Suap Petugas Bea Cukai, MA Perberat Hukuman Importir Tekstil
Juru Bicara MA Andi Samsan Nganro kepada wartawan, Jumat (17/12/2021), mengatakan, majelis kasasi MA menilai Irianto, pengusaha impor tektil, terbukti sah dan meyakinkan melakukan tindak pidana korupsi.
Oleh
Dian Dewi Purnamasari
·3 menit baca
JAKARTA, KOMPAS – Mahkamah Agung memperberat hukuman Irianto, Direktur Peter Garmindo Prima yang menyuap petugas Bea Cukai dari tiga tahun penjara menjadi 10 tahun penjara. Irianto terbukti menyuap petugas Bea Cukai sehingga berdampak pada membanjirnya impor tekstil yang merugikan negara mencapai Rp 1,6 triliun.
Juru Bicara Mahkamah Agung Andi Samsan Nganro kepada wartawan, Jumat (17/12/2021), mengatakan, majelis kasasi MA menilai Irianto telah terbukti secara sah dan meyakinkan melakukan tindak pidana korupsi secara bersama-sama yang diatur dalam Pasal 2 ayat (1) juncto Pasal 18 UU Nomor 31 Tahun 1999 sebagaimana telah diubah UU Nomor 20 Tahun 2001 tentang Pemberantasan Tindak Pidana Korupsi, juncto Pasal 55 ayat (1) Kitab Undang Undang Hukum Pidana (KUHP).

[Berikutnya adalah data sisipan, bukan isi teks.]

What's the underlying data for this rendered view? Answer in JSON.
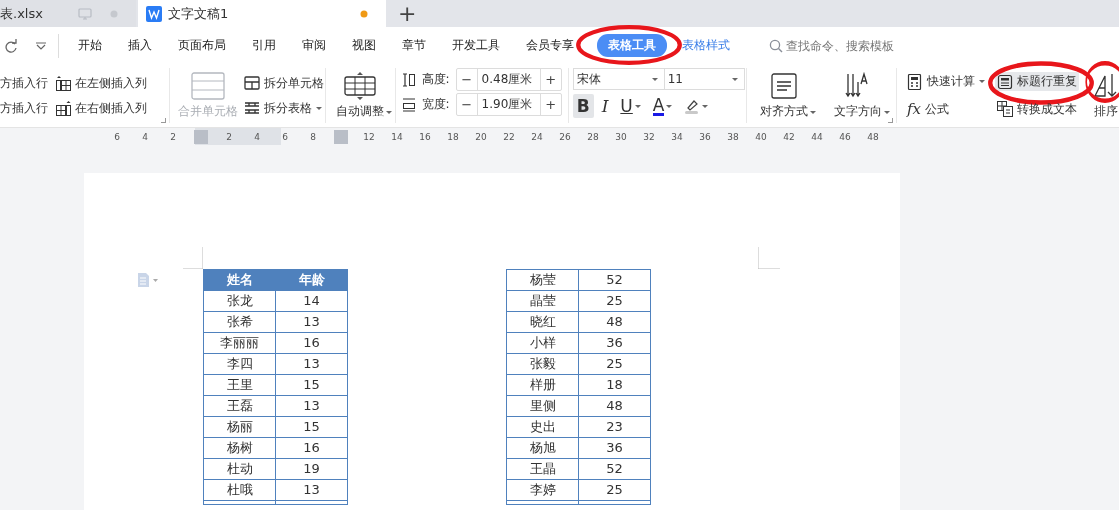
{
  "tabs": [
    {
      "title": "表.xlsx",
      "kind": "sheet",
      "selected": false,
      "modified": false
    },
    {
      "title": "文字文稿1",
      "kind": "doc",
      "selected": true,
      "modified": true
    }
  ],
  "new_tab": "+",
  "menu": [
    {
      "label": "开始",
      "selected": false,
      "circled": false
    },
    {
      "label": "插入",
      "selected": false,
      "circled": false
    },
    {
      "label": "页面布局",
      "selected": false,
      "circled": false
    },
    {
      "label": "引用",
      "selected": false,
      "circled": false
    },
    {
      "label": "审阅",
      "selected": false,
      "circled": false
    },
    {
      "label": "视图",
      "selected": false,
      "circled": false
    },
    {
      "label": "章节",
      "selected": false,
      "circled": false
    },
    {
      "label": "开发工具",
      "selected": false,
      "circled": false
    },
    {
      "label": "会员专享",
      "selected": false,
      "circled": false
    },
    {
      "label": "表格工具",
      "selected": true,
      "circled": true
    },
    {
      "label": "表格样式",
      "selected": false,
      "circled": false
    }
  ],
  "search": {
    "placeholder": "查找命令、搜索模板"
  },
  "ribbon": {
    "insert": [
      {
        "label": "方插入行",
        "kind": "row"
      },
      {
        "label": "在左侧插入列",
        "kind": "col-left"
      },
      {
        "label": "方插入行",
        "kind": "row"
      },
      {
        "label": "在右侧插入列",
        "kind": "col-right"
      }
    ],
    "merge": {
      "label": "合并单元格",
      "disabled": true
    },
    "split_cell": "拆分单元格",
    "split_table": "拆分表格",
    "auto_fit": "自动调整",
    "sizes": [
      {
        "kind": "height",
        "label": "高度:",
        "value": "0.48厘米",
        "minus": "−",
        "plus": "+"
      },
      {
        "kind": "width",
        "label": "宽度:",
        "value": "1.90厘米",
        "minus": "−",
        "plus": "+"
      }
    ],
    "font": {
      "value": "宋体"
    },
    "font_size": {
      "value": "11"
    },
    "format": [
      {
        "kind": "bold",
        "label": "B",
        "on": true
      },
      {
        "kind": "italic",
        "label": "I",
        "on": false
      },
      {
        "kind": "underline",
        "label": "U",
        "on": false
      },
      {
        "kind": "color",
        "label": "A",
        "on": false
      },
      {
        "kind": "highlight",
        "on": false
      }
    ],
    "align": "对齐方式",
    "direction": "文字方向",
    "tools": [
      {
        "label": "快速计算",
        "kind": "calc",
        "circled": false,
        "on": false
      },
      {
        "label": "标题行重复",
        "kind": "repeat",
        "circled": true,
        "on": true
      },
      {
        "label": "公式",
        "kind": "fx",
        "icon_text": "fx",
        "circled": false,
        "on": false
      },
      {
        "label": "转换成文本",
        "kind": "convert",
        "circled": false,
        "on": false
      }
    ],
    "sort": {
      "label": "排序",
      "circled": true
    }
  },
  "ruler": [
    {
      "label": "6"
    },
    {
      "label": "4"
    },
    {
      "label": "2"
    },
    {
      "kind": "marker"
    },
    {
      "label": "2"
    },
    {
      "label": "4"
    },
    {
      "label": "6"
    },
    {
      "label": "8"
    },
    {
      "kind": "marker"
    },
    {
      "label": "12"
    },
    {
      "label": "14"
    },
    {
      "label": "16"
    },
    {
      "label": "18"
    },
    {
      "label": "20"
    },
    {
      "label": "22"
    },
    {
      "label": "24"
    },
    {
      "label": "26"
    },
    {
      "label": "28"
    },
    {
      "label": "30"
    },
    {
      "label": "32"
    },
    {
      "label": "34"
    },
    {
      "label": "36"
    },
    {
      "label": "38"
    },
    {
      "label": "40"
    },
    {
      "label": "42"
    },
    {
      "label": "44"
    },
    {
      "label": "46"
    },
    {
      "label": "48"
    }
  ],
  "tables": [
    {
      "header": [
        "姓名",
        "年龄"
      ],
      "rows": [
        [
          "张龙",
          "14"
        ],
        [
          "张希",
          "13"
        ],
        [
          "李丽丽",
          "16"
        ],
        [
          "李四",
          "13"
        ],
        [
          "王里",
          "15"
        ],
        [
          "王磊",
          "13"
        ],
        [
          "杨丽",
          "15"
        ],
        [
          "杨树",
          "16"
        ],
        [
          "杜动",
          "19"
        ],
        [
          "杜哦",
          "13"
        ]
      ]
    },
    {
      "rows": [
        [
          "杨莹",
          "52"
        ],
        [
          "晶莹",
          "25"
        ],
        [
          "晓红",
          "48"
        ],
        [
          "小样",
          "36"
        ],
        [
          "张毅",
          "25"
        ],
        [
          "样册",
          "18"
        ],
        [
          "里侧",
          "48"
        ],
        [
          "史出",
          "23"
        ],
        [
          "杨旭",
          "36"
        ],
        [
          "王晶",
          "52"
        ],
        [
          "李婷",
          "25"
        ]
      ]
    }
  ]
}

“Menjatuhkan pidana terhadap terdakwa dengan pidana penjara selama 10 tahun dan denda Rp 200 juta subsider empat bulan kurungan,” kata Andi.

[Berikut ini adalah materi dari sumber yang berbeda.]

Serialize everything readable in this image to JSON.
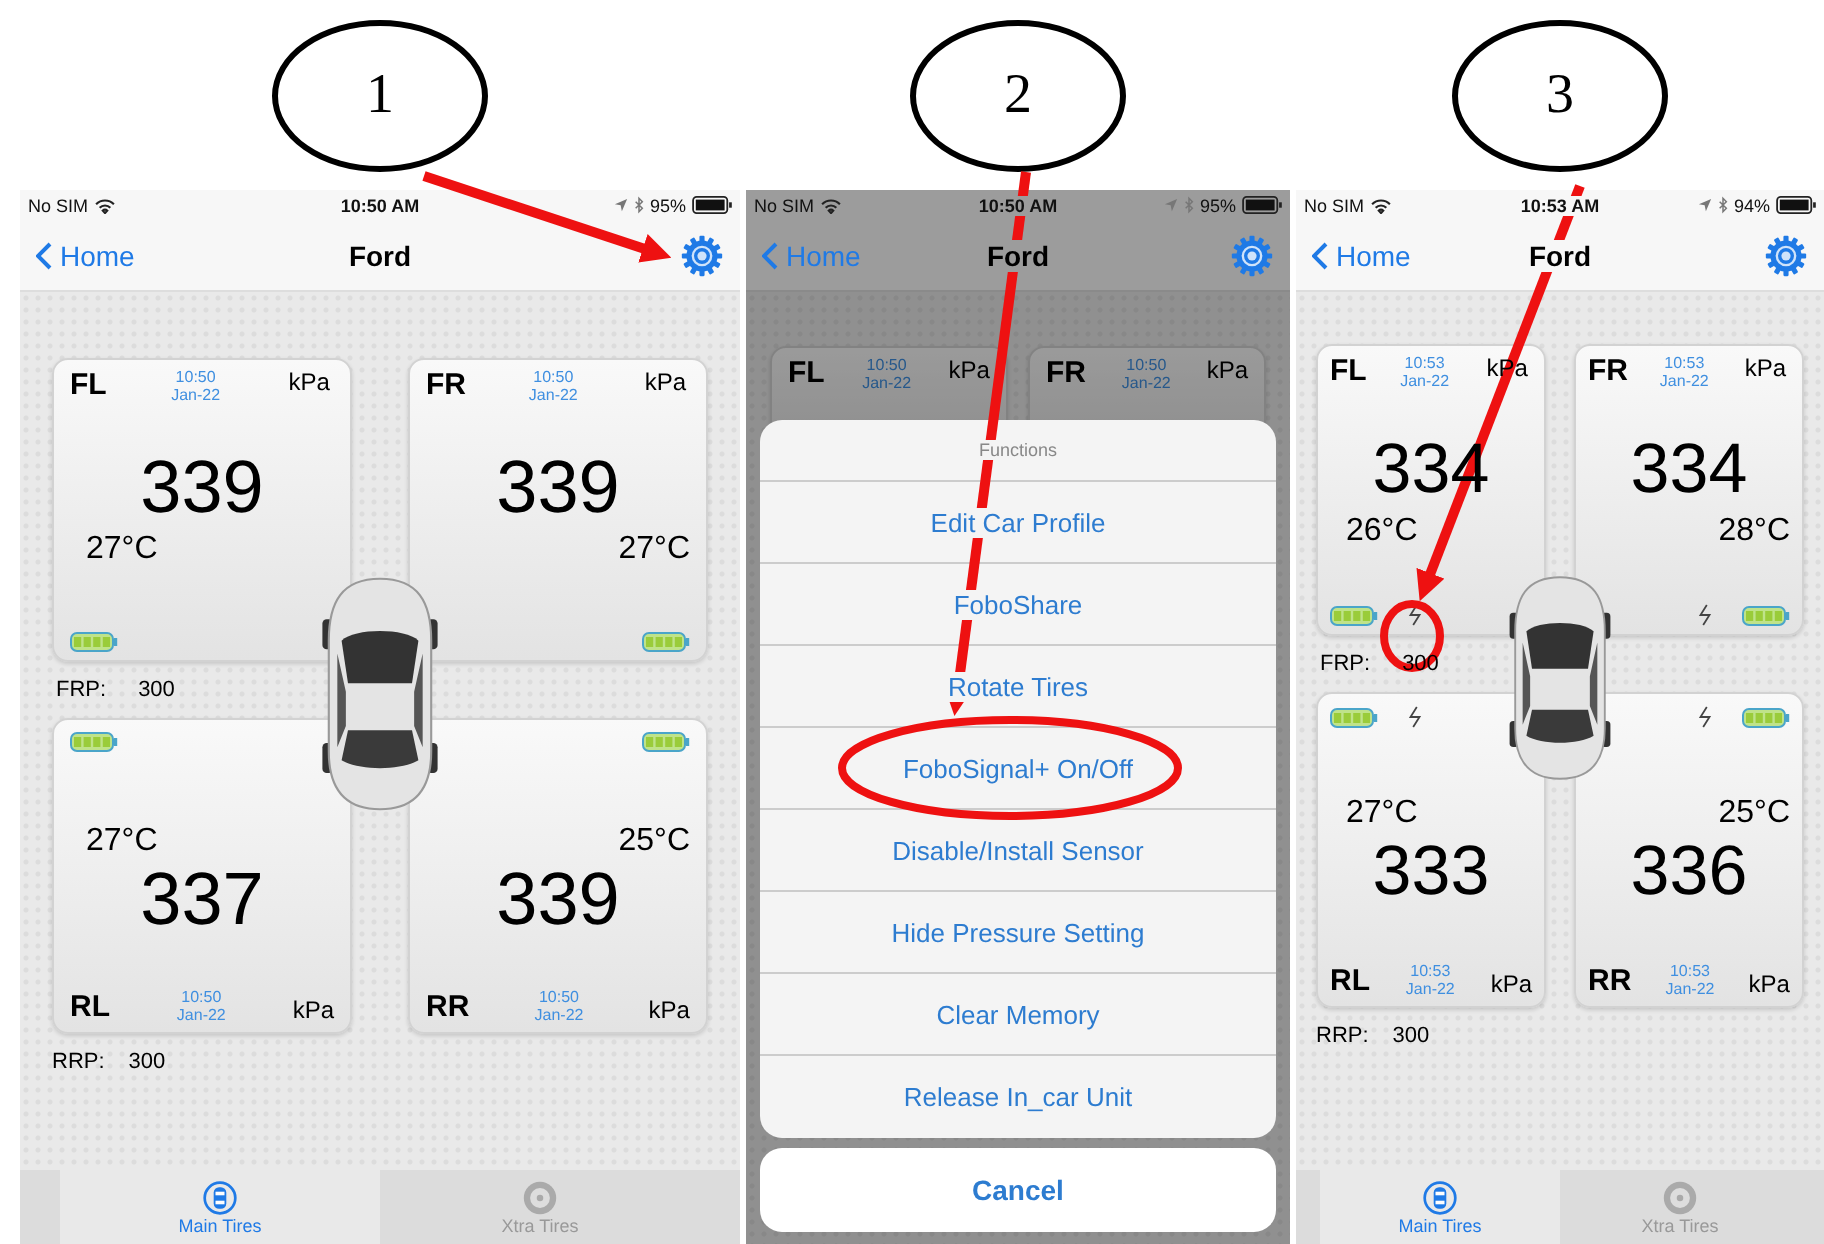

“Menjatuhkan pidana terhadap terdakwa dengan pidana penjara selama 10 tahun dan denda Rp 200 juta subsider empat bulan kurungan”
Sebelumnya Putusan perkara nomor 4952 K/Pid.Sus/2021 itu dibacakan oleh majelis hakim agung yang terdiri dari Sofyan Sitompul, Gazalba Saleh, dan Sinintha Yuliansih Sibarani. Adapun, kasasi diajukan oleh Jaksa Penuntut Umum pada Kejaksaan Negeri Jakarta Selatan.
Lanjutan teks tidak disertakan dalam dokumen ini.